As I said before, I am trying to shoot without thinking. Your senses though, should be alert. This is how everything starts. I am collecting as many pictures as possible using just my senses, and once I am editing the results and find out that perhaps I am missing something, I could produce a more directed picture. In other words, when something intrigues me, I just point my camera and decide on the frame. Or what I leave outside the frame. I also tend to avoid shooting important stuff. I feel way better if I manage to transform something unimportant into a good photograph.
Interpretation is fundamental to the photographic medium — an act or result of seeing that you heavily indulge in, and occasionally exploit within your image making; with the execution of some pictures even more enigmatic than the other. In what context is the viewer supposed to engage with the work, according to you?
Well, the viewer is not supposed to be in my head or vice versa.
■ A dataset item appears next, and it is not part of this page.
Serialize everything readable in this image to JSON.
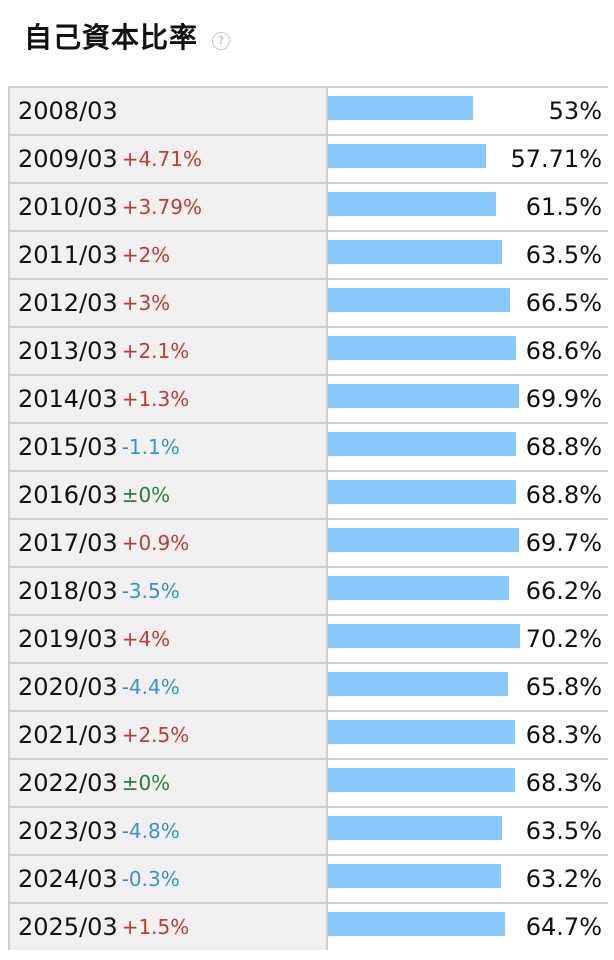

When I look at photographs that I like, I get some thoughts but most probably they are completely irrelevant to the ones the photographer had in mind while shooting, just because we are two different people. I had a nice discussion with a friend about whether someone who knows your personality can reflect more or not. Even though photographers tend to produce projects related to themselves, I am just happy if my photography presents the way I see the world, creates a sense of mystery, sometimes humor, or even something to think about our lives. Maybe I am getting greedy here and asking the viewers for an in-depth interpretation. You can always have a look and then enjoy your drink. That is also an option!
Your images in this series are exclusively shot in black and white, mixing contrasts with the use of a harsh yet atmospheric flash. Why did you opt for this aesthetic?
There is no particular reason for that. I was actually interested in black and white for some time, but I have not had the chance to use it. For this project, it felt the right thing to do. The use of flash and the almost irrational symmetry of my 6×6 camera also helped with the artificial effect of the imagery.
On my very first photography course, back in Athens, my teacher used to say:
‘In art, and in particular in photography, everyone is trying to discover their artistic personality. This can be a conscious search but at the same time a random discovery. And it is due to study, instinct, honesty, influences, talent, but above all disciplined work. Unfortunately, the search for style has become a torturous purpose in today’s competitive art world. And very often the artistic style of a photographer is nothing but a result of artificial construction. And even more often the result of imitating the trends of the time’.
You are currently producing a self-published photobook, which I believe will be your first. Why do you think this is a fitting format for presenting the body of work and when did you know it was ready to be assembled for this next step?
This is a tough one. I am still interested in that, but I am trying to move forward as slowly as possible. The reason behind that is the fact that, even though I love the idea of a photobook, I am not interested in just doing that. In today’s world photobooks are produced in hundreds of copies every day, with no particular reason most of the time. I am not sure if this is the right thing. I mean, there is no need for every project to be presented in a photobook. Maybe an exhibition fits your ideas better. But yeah, coming back to your question, it is something that I have in mind but I am trying to be extremely critical about the reasons why I want this.
Lastly, are there any other areas of interest or ideas that you plan to explore next?
I am constantly thinking about the ease of the technical side of photography and I am trying to compare it with the rest of the arts. Whether we like it or not, there are no exercises to improve our photographs. So my ongoing plan is to keep enjoying life and art, and hopefully, this will reflect on my photography.